Deleuze aproxima o pensamento de “separação” e “recriação” existente nos próprios seres humanos, a partir da conceituação das ilhas desertas. E sugere um destacamento consciente do restante do mundo, com o objetivo de criar meios de reprogramar a relação sensível com a existência, e assim transforma-la. Em concordância, relaciono o reconhecimento do espaço da ilha de Cotijuba, costumeiramente visitada por mim, junto aos meus amigos, como alicerce tectônico para a construção de uma possibilidade territorial, a partir da documentação de alguns momentos de afeto vividos nesta pequena incursão.

Seu mapeamento constitui-se de deslocamentos, nos quais residem a necessidade de retorno à calmaria dos momentos de plenitude do pretérito carnal, transpostos em domínios cartográficos. Recortes de trilhas e fronteiras compostas por pessoas, objetos, materiais, personagens e luminosidades encontrados, coletados e destacados dos continentes da memória cotidiana. Redesenhados de modo a se tornarem um paraíso necessário. Fuga banhada em águas, que ressoam em saudades. E assim compartilhados. Uma transmutação alquímica de movimentações em domínios, sob a forma de um ecossistema consciente, projetada contra a parede.

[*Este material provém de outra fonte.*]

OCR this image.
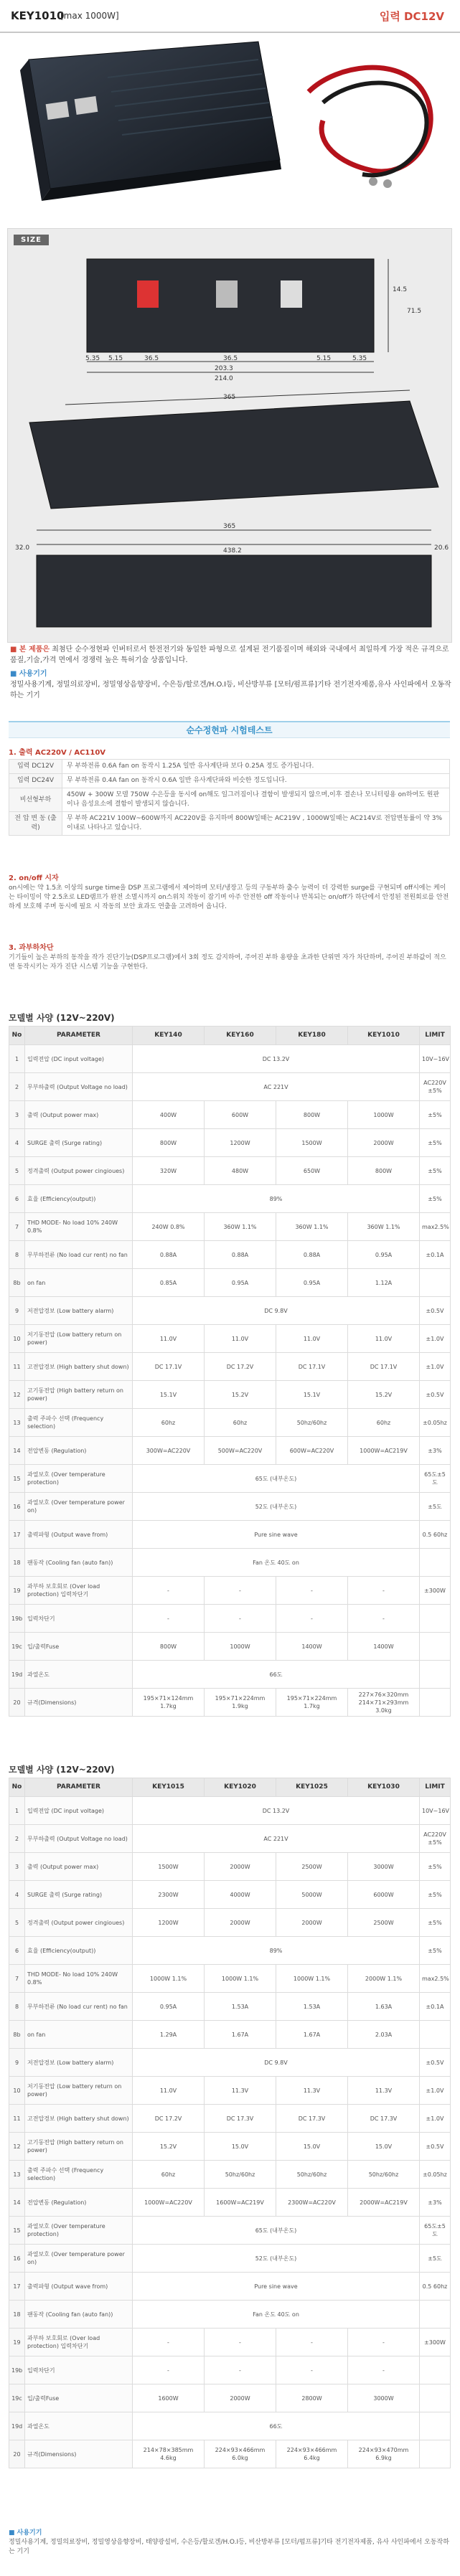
KEY1010
[max 1000W]	입력 DC12V
SIZE
5.35 5.15	36.5	36.5	5.15	5.35
203.3
214.0
14.5
71.5
365
32.0
365
438.2	20.6

■ 본 제품은 최첨단 순수정현파 인버터로서 한전전기와 동일한 파형으로 설계된 전기품질이며 해외와 국내에서 최일하게 가장 적은 규격으로 품질,기술,가격 면에서 경쟁력 높은 특허기술 상품입니다.

■ 사용기기

정밀사용기계, 정밀의료장비, 정밀영상음향장비, 수은등/할로겐/H.O.I등, 비산방부류 [모터/펌프류]기타 전기전자제품,유사 사인파에서 오동작하는 기기

순수정현파 시험테스트
1. 출력 AC220V / AC110V
입력 DC12V	무 부하전류 0.6A fan on 동작시 1.25A 일반 유사계단파 보다 0.25A 정도 증가됩니다.
입력 DC24V	무 부하전류 0.4A fan on 동작시 0.6A 일반 유사계단파와 비슷한 정도입니다.
비선형부하	450W + 300W 모델 750W 수은등을 동시에 on해도 일그러짐이나 결함이 발생되지 않으며,이후 결손나 모니터링용 on하여도 원판이나 음성요소에 결함이 발생되지 않습니다.
전 압 변 동 (출력)	무 부하 AC221V 100W~600W까지 AC220V를 유지하며 800W일때는 AC219V , 1000W일때는 AC214V로 전압변동률이 약 3% 이내로 나타나고 있습니다.
2. on/off 시자
on시에는 약 1.5초 이상의 surge time을 DSP 프로그램에서 제어하며 모터/냉장고 등의 구동부하 출수 능력이 더 강력한 surge를 구현되며 off시에는 케이는 타이밍이 약 2.5초로 LED램프가 완전 소멸시까지 on스위치 작동이 잠기며 아주 안전한 off 작동이나 반복되는 on/off가 하단에서 안정된 전원회로를 안전하게 보호해 주며 동시에 필요 시 작동의 보안 효과도 연출을 고려하여 옵니다.
3. 과부하차단
기기들이 높은 부하의 동작을 작가 진단기능(DSP프로그램)에서 3회 정도 감지하여, 주어진 부하 용량을 초과한 단위면 자가 차단하며, 주어진 부하값이 적으면 동작시키는 자가 진단 시스템 기능을 구현한다.
모델별 사양 (12V~220V)
No	PARAMETER	KEY140	KEY160	KEY180	KEY1010	LIMIT
1	입력전압 (DC input voltage)	DC 13.2V				10V~16V
2	무부하출력 (Output Voltage no load)	AC 221V				AC220V ±5%
3	출력 (Output power max)	400W	600W	800W	1000W	±5%
4	SURGE 출력 (Surge rating)	800W	1200W	1500W	2000W	±5%
5	정격출력 (Output power cingioues)	320W	480W	650W	800W	±5%
6	효율 (Efficiency(output))	89%				±5%
7	THD MODE- No load 10% 240W 0.8%	240W 0.8%	360W 1.1%	360W 1.1%	360W 1.1%	max2.5%
8	무부하전류 (No load cur rent) no fan	0.88A	0.88A	0.88A	0.95A	±0.1A
8b	on fan	0.85A	0.95A	0.95A	1.12A	
9	저전압경보 (Low battery alarm)	DC 9.8V				±0.5V
10	저기동전압 (Low battery return on power)	11.0V	11.0V	11.0V	11.0V	±1.0V
11	고전압경보 (High battery shut down)	DC 17.1V	DC 17.2V	DC 17.1V	DC 17.1V	±1.0V
12	고기동전압 (High battery return on power)	15.1V	15.2V	15.1V	15.2V	±0.5V
13	출력 주파수 선택 (Frequency selection)	60hz	60hz	50hz/60hz	60hz	±0.05hz
14	전압변동 (Regulation)	300W=AC220V	500W=AC220V	600W=AC220V	1000W=AC219V	±3%
15	과열보호 (Over temperature protection)	65도 (내부온도)				65도±5도
16	과열보호 (Over temperature power on)	52도 (내부온도)				±5도
17	출력파형 (Output wave from)	Pure sine wave				0.5 60hz
18	팬동작 (Cooling fan (auto fan))	Fan 온도 40도 on				
19	과부하 보호회로 (Over load protection) 입력차단기	-	-	-	-	±300W
19b	입력차단기	-	-	-	-	
19c	입/출력Fuse	800W	1000W	1400W	1400W	
19d	과열온도	66도				
20	규격(Dimensions)	195×71×124mm 1.7kg	195×71×224mm 1.9kg	195×71×224mm 1.7kg	227×76×320mm 214×71×293mm 3.0kg	
모델별 사양 (12V~220V)
No	PARAMETER	KEY1015	KEY1020	KEY1025	KEY1030	LIMIT
1	입력전압 (DC input voltage)	DC 13.2V				10V~16V
2	무부하출력 (Output Voltage no load)	AC 221V				AC220V ±5%
3	출력 (Output power max)	1500W	2000W	2500W	3000W	±5%
4	SURGE 출력 (Surge rating)	2300W	4000W	5000W	6000W	±5%
5	정격출력 (Output power cingioues)	1200W	2000W	2000W	2500W	±5%
6	효율 (Efficiency(output))	89%				±5%
7	THD MODE- No load 10% 240W 0.8%	1000W 1.1%	1000W 1.1%	1000W 1.1%	2000W 1.1%	max2.5%
8	무부하전류 (No load cur rent) no fan	0.95A	1.53A	1.53A	1.63A	±0.1A
8b	on fan	1.29A	1.67A	1.67A	2.03A	
9	저전압경보 (Low battery alarm)	DC 9.8V				±0.5V
10	저기동전압 (Low battery return on power)	11.0V	11.3V	11.3V	11.3V	±1.0V
11	고전압경보 (High battery shut down)	DC 17.2V	DC 17.3V	DC 17.3V	DC 17.3V	±1.0V
12	고기동전압 (High battery return on power)	15.2V	15.0V	15.0V	15.0V	±0.5V
13	출력 주파수 선택 (Frequency selection)	60hz	50hz/60hz	50hz/60hz	50hz/60hz	±0.05hz
14	전압변동 (Regulation)	1000W=AC220V	1600W=AC219V	2300W=AC220V	2000W=AC219V	±3%
15	과열보호 (Over temperature protection)	65도 (내부온도)				65도±5도
16	과열보호 (Over temperature power on)	52도 (내부온도)				±5도
17	출력파형 (Output wave from)	Pure sine wave				0.5 60hz
18	팬동작 (Cooling fan (auto fan))	Fan 온도 40도 on				
19	과부하 보호회로 (Over load protection) 입력차단기	-	-	-	-	±300W
19b	입력차단기	-	-	-	-	
19c	입/출력Fuse	1600W	2000W	2800W	3000W	
19d	과열온도	66도				
20	규격(Dimensions)	214×78×385mm 4.6kg	224×93×466mm 6.0kg	224×93×466mm 6.4kg	224×93×470mm 6.9kg	

■ 사용기기

정밀사용기계, 정밀의료장비, 정밀영상음향장비, 태양광설비, 수은등/할로겐/H.O.I등, 비산방부류 [모터/펌프류]기타 전기전자제품, 유사 사인파에서 오동작하는 기기
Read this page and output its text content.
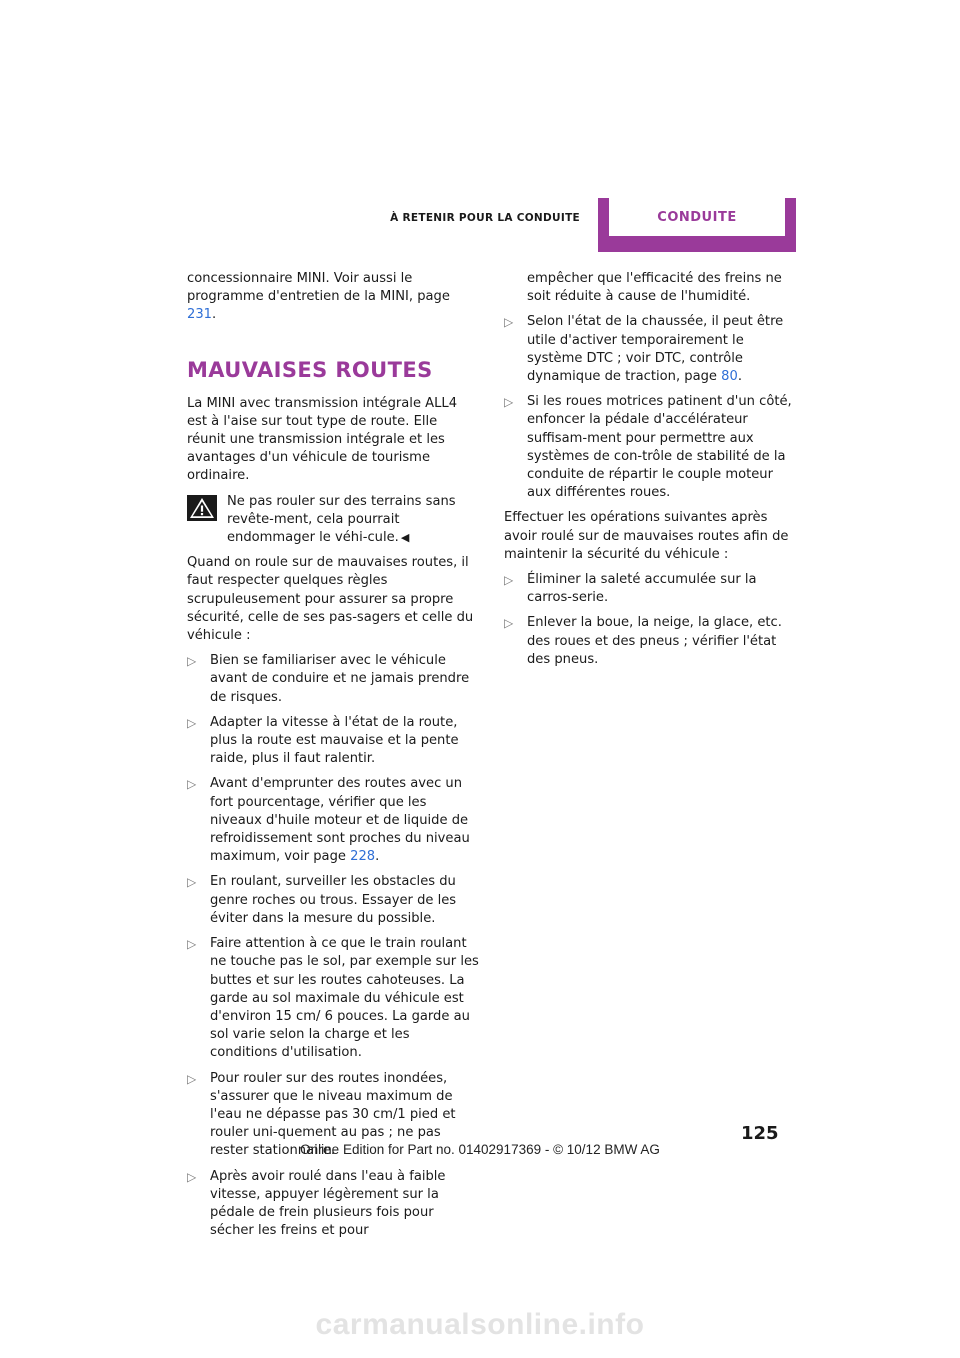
À RETENIR POUR LA CONDUITE	CONDUITE

concessionnaire MINI. Voir aussi le programme d'entretien de la MINI, page 231.

MAUVAISES ROUTES

La MINI avec transmission intégrale ALL4 est à l'aise sur tout type de route. Elle réunit une transmission intégrale et les avantages d'un véhicule de tourisme ordinaire.

Ne pas rouler sur des terrains sans revête-ment, cela pourrait endommager le véhi-cule. ◀

Quand on roule sur de mauvaises routes, il faut respecter quelques règles scrupuleusement pour assurer sa propre sécurité, celle de ses pas-sagers et celle du véhicule :

▷ Bien se familiariser avec le véhicule avant de conduire et ne jamais prendre de risques.
▷ Adapter la vitesse à l'état de la route, plus la route est mauvaise et la pente raide, plus il faut ralentir.
▷ Avant d'emprunter des routes avec un fort pourcentage, vérifier que les niveaux d'huile moteur et de liquide de refroidissement sont proches du niveau maximum, voir page 228.
▷ En roulant, surveiller les obstacles du genre roches ou trous. Essayer de les éviter dans la mesure du possible.
▷ Faire attention à ce que le train roulant ne touche pas le sol, par exemple sur les buttes et sur les routes cahoteuses. La garde au sol maximale du véhicule est d'environ 15 cm/ 6 pouces. La garde au sol varie selon la charge et les conditions d'utilisation.
▷ Pour rouler sur des routes inondées, s'assurer que le niveau maximum de l'eau ne dépasse pas 30 cm/1 pied et rouler uni-quement au pas ; ne pas rester stationnaire.
▷ Après avoir roulé dans l'eau à faible vitesse, appuyer légèrement sur la pédale de frein plusieurs fois pour sécher les freins et pour

empêcher que l'efficacité des freins ne soit réduite à cause de l'humidité.

▷ Selon l'état de la chaussée, il peut être utile d'activer temporairement le système DTC ; voir DTC, contrôle dynamique de traction, page 80.
▷ Si les roues motrices patinent d'un côté, enfoncer la pédale d'accélérateur suffisam-ment pour permettre aux systèmes de con-trôle de stabilité de la conduite de répartir le couple moteur aux différentes roues.

Effectuer les opérations suivantes après avoir roulé sur de mauvaises routes afin de maintenir la sécurité du véhicule :

▷ Éliminer la saleté accumulée sur la carros-serie.
▷ Enlever la boue, la neige, la glace, etc. des roues et des pneus ; vérifier l'état des pneus.
125
Online Edition for Part no. 01402917369 - © 10/12 BMW AG
carmanualsonline.info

Extremamente acessível para quem quiser encontrar e transformar seus próprios espaços insulares. Pois só reconhece seu espaço quem transita por ele. Não como meros espelhos de suas propriedades carnais, recomposições da propriedade material e espiritual tirana de uma sociedade Robinson Crusoé. Sem moralismo, sem hipocrisia, muito menos poluição egocêntrica, costumeiramente contaminada por palavras e atitudes violentas contra as matérias-primas de sua subsistência.

Ilha laborátório. Para insular e experimentar. Buscar algum equilíbrio.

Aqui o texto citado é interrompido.